Y	Hacker News new \| ask \| show \| jobs

by sfletcher 2042 days ago

I don't fully understand something about the general tech industry discourse around search and would love to hear if I'm wrong.

Here's my brief and slightly made up history of search engines:

In the beginning of time, search engines took a Boolean query (duck AND pond) and found all the documents which contained both words using an inverted index and then returned them in something like descending date order. But for queries which had big result sets, this order wasn't very useful and so search engines began letting users enter more "natural language" queries (duck pond) and sorting documents based on the number of terms that overlap with the query. They came up with a bunch of relevance formulas - tfidf, BM25 - that tried to model the query overlap. But it turns out this is tricky because user intent is a really tricky problem and so modern day search engines just declare that relevance is whatever users click on. Specifically they just model the probability that you're going to click on a link (or something) using a DNN that uses things like the individual term overlap, the number of users that have clicked on this link, the probability it's spam, the PageRank etc. Some search engines like Google also include personalized features like the number of times you have clicked on this particular domain - because for instance as a programmer your query of (Java) might have different intent than your grandmother's.
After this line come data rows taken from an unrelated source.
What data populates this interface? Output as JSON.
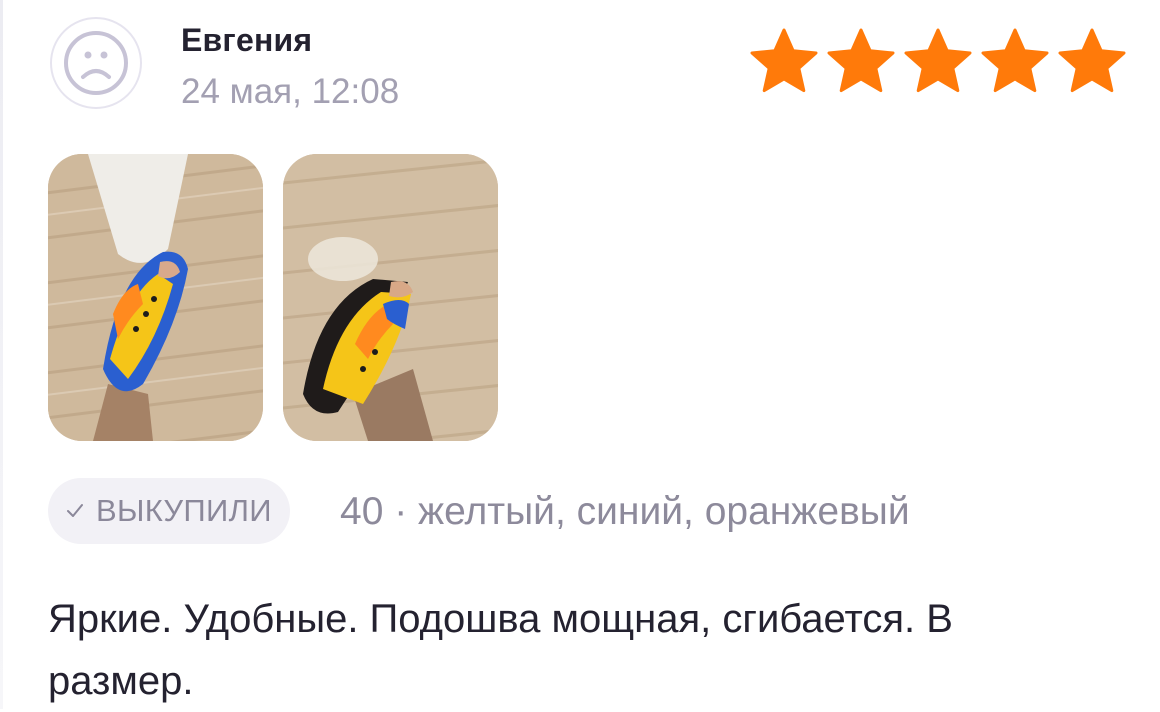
{
  "review": {
    "author": "Евгения",
    "date": "24 мая, 12:08",
    "rating": 5,
    "rating_max": 5,
    "star_color": "#ff7a0a",
    "photos": [
      {
        "name": "review-photo-1"
      },
      {
        "name": "review-photo-2"
      }
    ],
    "badge_label": "ВЫКУПИЛИ",
    "variant": "40 · желтый, синий, оранжевый",
    "text": "Яркие. Удобные. Подошва мощная, сгибается. В размер."
  },
  "icons": {
    "avatar": "user-placeholder-icon",
    "star": "star-icon",
    "check": "check-icon"
  }
}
This score then gets used to sort the results into a ranked list. This is why search engines (DDG included) collect all this data - because it makes the relevance problem tractable at web scale.

Maybe just my perspective but I just really don't understand why OP would want to build an index - it's hard boring expensive and doesn't violate data privacy - and I don't think people grasp that - at least to some extent - data privacy and relevance are in direct conflict?